The selection process goes back to May 2017 when Hawley said more than 150 different choirs submitted audition tracks. Twelve out of those 150 were chosen, he added.
“We know it’s an honor for our choir, but we really think it’s really an honor for the whole school, even … the city because a lot of great music has come from West Texas,” along with a lot of TMEA presidents, Hawley said.
Within the past five to eight years, Lee High School in Midland and Andrews High School have performed at TMEA.
“West Texas has good fine arts. It makes our competitions tough. It makes us have to step up, but we are recognized in the state and this just helps us do that again,” Hawley said.
Kennison Vardeman, a 17-year-old senior and choir president, is in his second year in Kantorei. He and fellow 17-year-old senior and choir vice president, Lauren Simmons, are excited about the venture.
“It’s just an insane honor that I feel like we don’t even realize how big it is yet,” Vardeman said. “It’s such a crazy once-in-a-lifetime opportunity for us. It’s just awesome to be able to do it my senior year.”
Vardeman, who is also in Black Magic at Permian, said preparing for the performance has made the year feel different.
“We go at such a fast pace already in this class,” he said. “To go even the extra mile on that all year has definitely made it different.
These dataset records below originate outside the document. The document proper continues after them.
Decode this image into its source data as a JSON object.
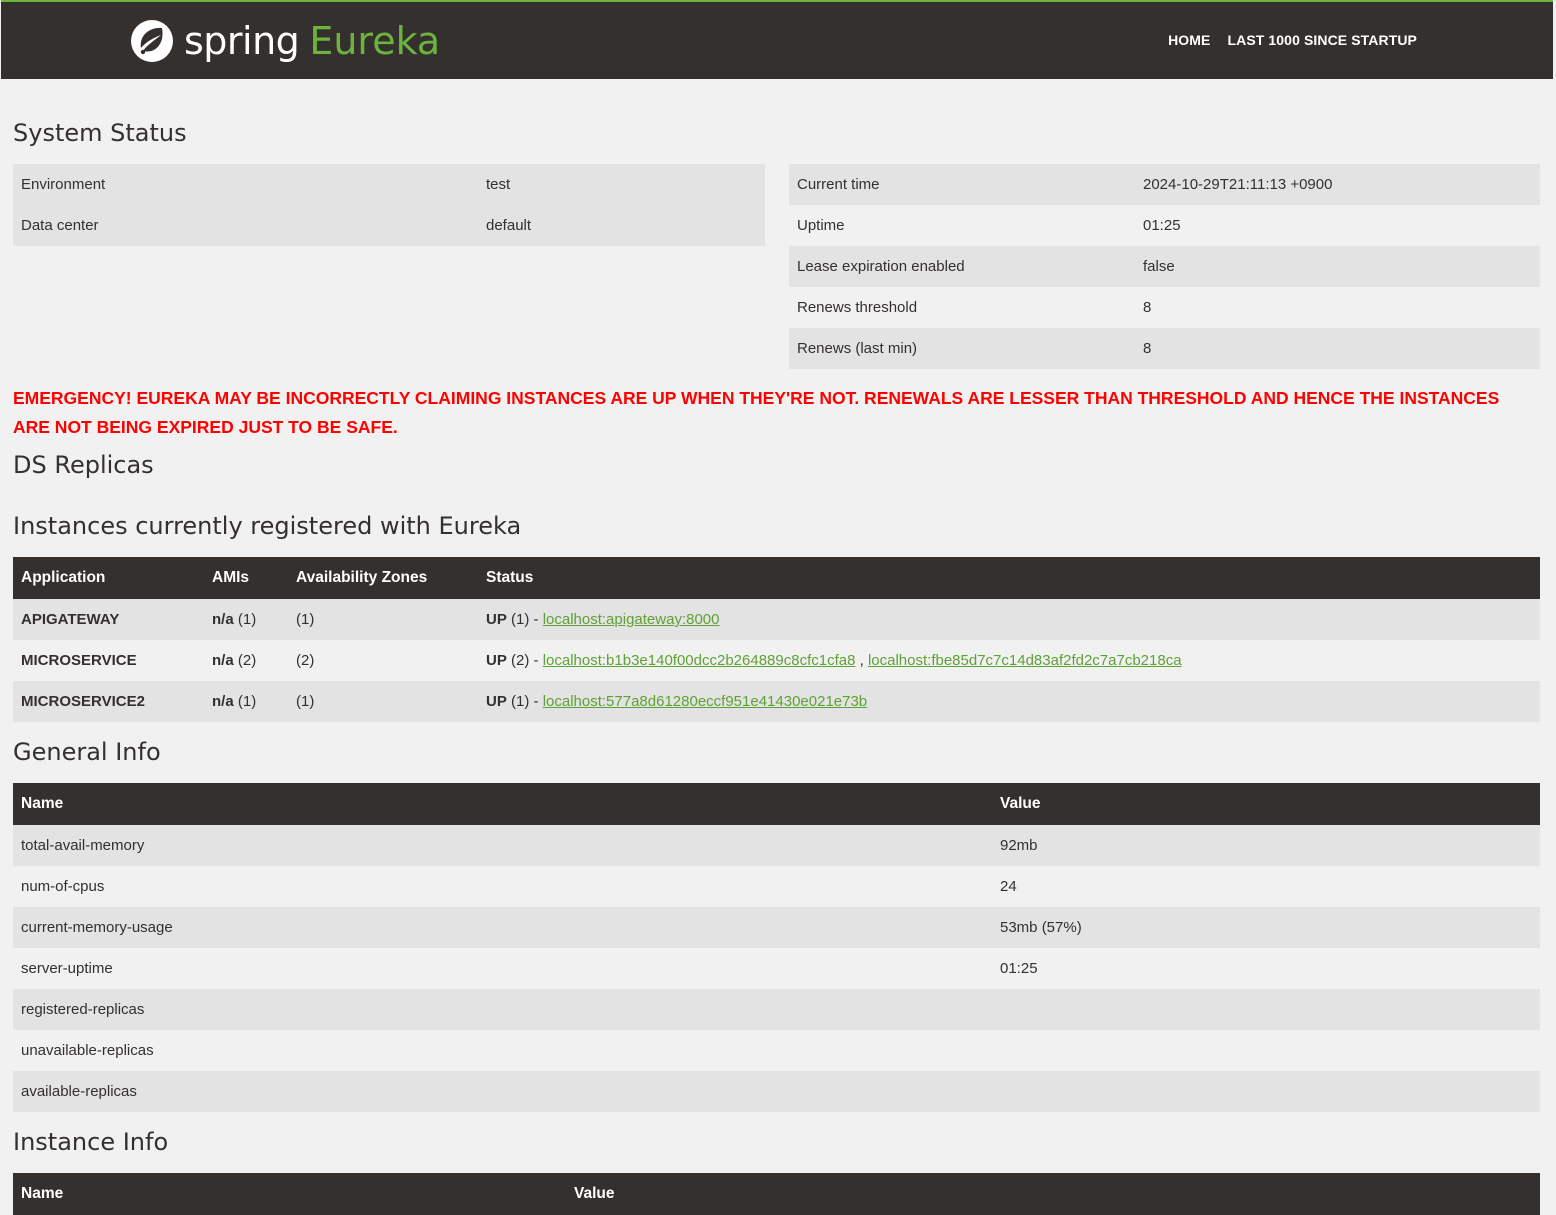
{
  "header": {
    "brand_spring": "spring",
    "brand_eureka": "Eureka",
    "nav": [
      "HOME",
      "LAST 1000 SINCE STARTUP"
    ]
  },
  "system_status": {
    "title": "System Status",
    "left": [
      {
        "label": "Environment",
        "value": "test"
      },
      {
        "label": "Data center",
        "value": "default"
      }
    ],
    "right": [
      {
        "label": "Current time",
        "value": "2024-10-29T21:11:13 +0900"
      },
      {
        "label": "Uptime",
        "value": "01:25"
      },
      {
        "label": "Lease expiration enabled",
        "value": "false"
      },
      {
        "label": "Renews threshold",
        "value": "8"
      },
      {
        "label": "Renews (last min)",
        "value": "8"
      }
    ]
  },
  "emergency": "EMERGENCY! EUREKA MAY BE INCORRECTLY CLAIMING INSTANCES ARE UP WHEN THEY'RE NOT. RENEWALS ARE LESSER THAN THRESHOLD AND HENCE THE INSTANCES ARE NOT BEING EXPIRED JUST TO BE SAFE.",
  "ds_replicas": {
    "title": "DS Replicas"
  },
  "instances": {
    "title": "Instances currently registered with Eureka",
    "columns": [
      "Application",
      "AMIs",
      "Availability Zones",
      "Status"
    ],
    "rows": [
      {
        "app": "APIGATEWAY",
        "ami_bold": "n/a",
        "ami_count": " (1)",
        "zones": "(1)",
        "status_bold": "UP",
        "status_count": " (1) - ",
        "links": [
          "localhost:apigateway:8000"
        ]
      },
      {
        "app": "MICROSERVICE",
        "ami_bold": "n/a",
        "ami_count": " (2)",
        "zones": "(2)",
        "status_bold": "UP",
        "status_count": " (2) - ",
        "links": [
          "localhost:b1b3e140f00dcc2b264889c8cfc1cfa8",
          "localhost:fbe85d7c7c14d83af2fd2c7a7cb218ca"
        ]
      },
      {
        "app": "MICROSERVICE2",
        "ami_bold": "n/a",
        "ami_count": " (1)",
        "zones": "(1)",
        "status_bold": "UP",
        "status_count": " (1) - ",
        "links": [
          "localhost:577a8d61280eccf951e41430e021e73b"
        ]
      }
    ],
    "link_separator": " , "
  },
  "general_info": {
    "title": "General Info",
    "columns": [
      "Name",
      "Value"
    ],
    "rows": [
      {
        "name": "total-avail-memory",
        "value": "92mb"
      },
      {
        "name": "num-of-cpus",
        "value": "24"
      },
      {
        "name": "current-memory-usage",
        "value": "53mb (57%)"
      },
      {
        "name": "server-uptime",
        "value": "01:25"
      },
      {
        "name": "registered-replicas",
        "value": ""
      },
      {
        "name": "unavailable-replicas",
        "value": ""
      },
      {
        "name": "available-replicas",
        "value": ""
      }
    ]
  },
  "instance_info": {
    "title": "Instance Info",
    "columns": [
      "Name",
      "Value"
    ]
  },
  "colors": {
    "header_bg": "#34302d",
    "brand_green": "#6db33f",
    "emergency": "#ff0000"
  }
}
I would definitely say it has sunk in, but not completely.”
Simmons also is in her second year as part of Kantorei. She added that this is a chance to show that Permian is about more than just football.
“… I think it’s a big honor for all of us in the choir program to be able to be involved in something so big. I think it’s going to be a lot different just because it’s more serious than how we’ve taken just regular choir concerts for our parents. I think it’s just a lot more intense than we’re used to,” Simmons said.